Pascal Soriot: So the first part of your question was a bit hard to understand, but I think you’re asking us about our position in China from a BD viewpoint. If that’s the question, let me try and I’m absolutely convinced we need to be in China to collaborate with, partner with Chinese companies but also to compete and learn — learn to compete with them and how they compete, not only commercially, but mostly from an R&D perspective because the world has changed and they are increasingly becoming a fundamental part of innovation in our industry and some of them at some point will become global companies. So it’s fundamental for us to be there. And I think we have quite a good position to do this. We have 2 R&D centers. We have a strong position, strong profile in China.
A few of the deals we’ve made — we were able to make because people wanted to work with us. With — the recent deal we made, I know that someone else wanted to pay more money. But the company wanted to work with us. So I think that relationship we build with local Chinese companies over time and our reputation and our focus and the focus they know that we have on a few limited diseases have really helped us secure a number of deals over the last few years. Now what happens, though, is the cost, the price — the price of these BD deals is going up, right? And that’s — I assume that would be the case. And that’s why after COVID and when the contrary we opened, we quickly went down. We’ve done quite a number of deals over the last few years at reasonable prices and it’s becoming more difficult because everybody is going there.

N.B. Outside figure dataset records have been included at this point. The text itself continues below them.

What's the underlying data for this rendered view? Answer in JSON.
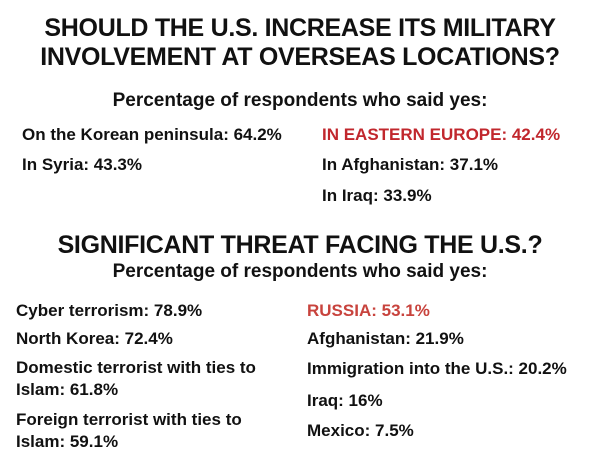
{
  "section1": {
    "title_line1": "SHOULD THE U.S. INCREASE ITS MILITARY",
    "title_line2": "INVOLVEMENT AT OVERSEAS LOCATIONS?",
    "subtitle": "Percentage of respondents who said yes:",
    "left_items": [
      "On the Korean peninsula: 64.2%",
      "In Syria: 43.3%"
    ],
    "right_items": [
      "IN EASTERN EUROPE: 42.4%",
      "In Afghanistan: 37.1%",
      "In Iraq: 33.9%"
    ]
  },
  "section2": {
    "title": "SIGNIFICANT THREAT FACING THE U.S.?",
    "subtitle": "Percentage of respondents who said yes:",
    "left_items": [
      "Cyber terrorism: 78.9%",
      "North Korea: 72.4%",
      "Domestic terrorist with ties to Islam: 61.8%",
      "Foreign terrorist with ties to Islam: 59.1%"
    ],
    "right_items": [
      "RUSSIA: 53.1%",
      "Afghanistan: 21.9%",
      "Immigration into the U.S.: 20.2%",
      "Iraq: 16%",
      "Mexico: 7.5%"
    ]
  },
  "colors": {
    "text": "#111111",
    "highlight": "#c1272d",
    "background": "#ffffff"
  }
}
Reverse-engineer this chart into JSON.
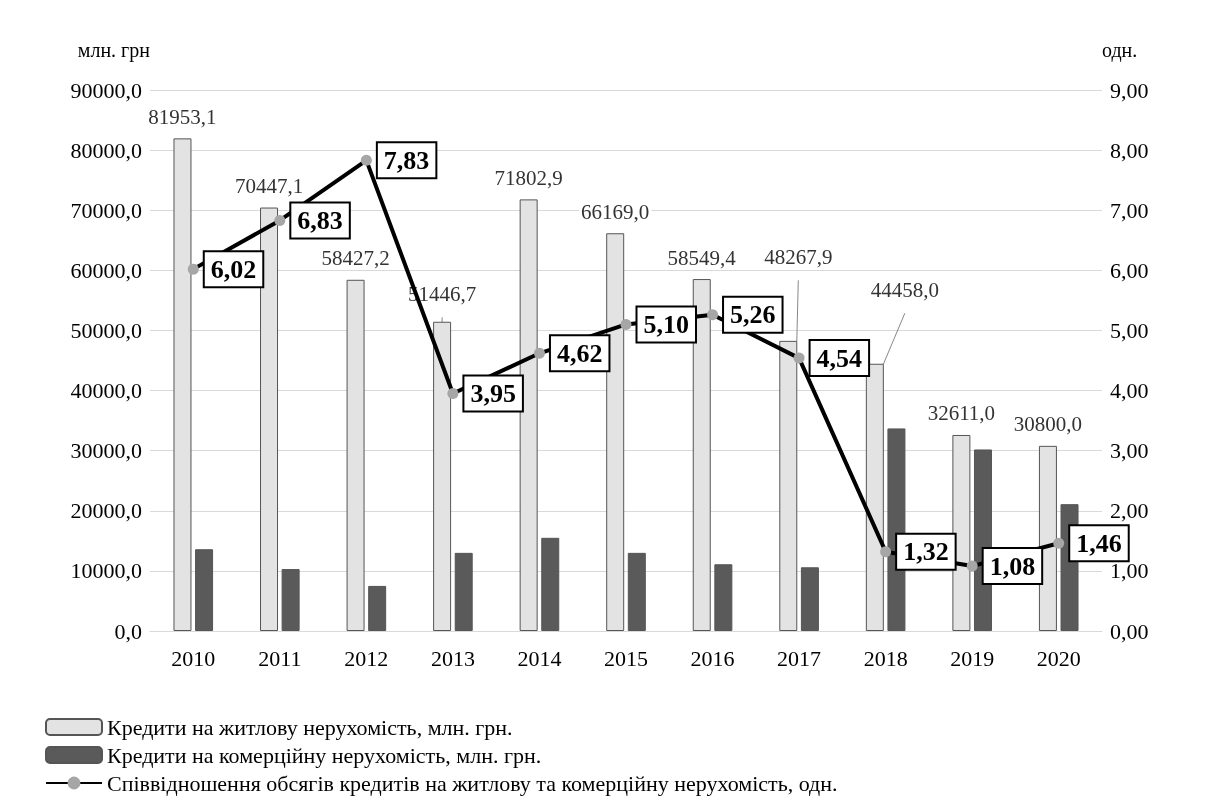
{
  "chart_data": {
    "type": "bar",
    "ylabel": "млн. грн",
    "y2label": "одн.",
    "categories": [
      "2010",
      "2011",
      "2012",
      "2013",
      "2014",
      "2015",
      "2016",
      "2017",
      "2018",
      "2019",
      "2020"
    ],
    "series": [
      {
        "name": "Кредити на житлову нерухомість, млн. грн.",
        "color": "#e3e3e3",
        "values": [
          81953.1,
          70447.1,
          58427.2,
          51446.7,
          71802.9,
          66169.0,
          58549.4,
          48267.9,
          44458.0,
          32611.0,
          30800.0
        ],
        "value_labels": [
          "81953,1",
          "70447,1",
          "58427,2",
          "51446,7",
          "71802,9",
          "66169,0",
          "58549,4",
          "48267,9",
          "44458,0",
          "32611,0",
          "30800,0"
        ]
      },
      {
        "name": "Кредити на комерційну нерухомість, млн. грн.",
        "color": "#5a5a5a",
        "values": [
          13600,
          10300,
          7500,
          13000,
          15500,
          13000,
          11100,
          10600,
          33700,
          30200,
          21100
        ]
      },
      {
        "name": "Співвідношення обсягів кредитів на житлову та комерційну нерухомість, одн.",
        "type": "line",
        "axis": "y2",
        "color": "#000000",
        "marker": "circle",
        "values": [
          6.02,
          6.83,
          7.83,
          3.95,
          4.62,
          5.1,
          5.26,
          4.54,
          1.32,
          1.08,
          1.46
        ],
        "value_labels": [
          "6,02",
          "6,83",
          "7,83",
          "3,95",
          "4,62",
          "5,10",
          "5,26",
          "4,54",
          "1,32",
          "1,08",
          "1,46"
        ]
      }
    ],
    "ylim": [
      0,
      90000
    ],
    "yticks": [
      {
        "value": 0,
        "label": "0,0"
      },
      {
        "value": 10000,
        "label": "10000,0"
      },
      {
        "value": 20000,
        "label": "20000,0"
      },
      {
        "value": 30000,
        "label": "30000,0"
      },
      {
        "value": 40000,
        "label": "40000,0"
      },
      {
        "value": 50000,
        "label": "50000,0"
      },
      {
        "value": 60000,
        "label": "60000,0"
      },
      {
        "value": 70000,
        "label": "70000,0"
      },
      {
        "value": 80000,
        "label": "80000,0"
      },
      {
        "value": 90000,
        "label": "90000,0"
      }
    ],
    "y2lim": [
      0,
      9
    ],
    "y2ticks": [
      {
        "value": 0,
        "label": "0,00"
      },
      {
        "value": 1,
        "label": "1,00"
      },
      {
        "value": 2,
        "label": "2,00"
      },
      {
        "value": 3,
        "label": "3,00"
      },
      {
        "value": 4,
        "label": "4,00"
      },
      {
        "value": 5,
        "label": "5,00"
      },
      {
        "value": 6,
        "label": "6,00"
      },
      {
        "value": 7,
        "label": "7,00"
      },
      {
        "value": 8,
        "label": "8,00"
      },
      {
        "value": 9,
        "label": "9,00"
      }
    ],
    "grid": "y",
    "legend": "bottom"
  }
}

But yes, I continue to think we have a good position. We can leverage our position in China, but we will have to remain disciplined because there’s competition for this and the prices are going up. And of course, we have to stay focused on what we’re doing. So Andy, I think we have to stop here. Some of us have to be on the road show. So thank you so much for all your interest and your great questions. Have a good rest of the day.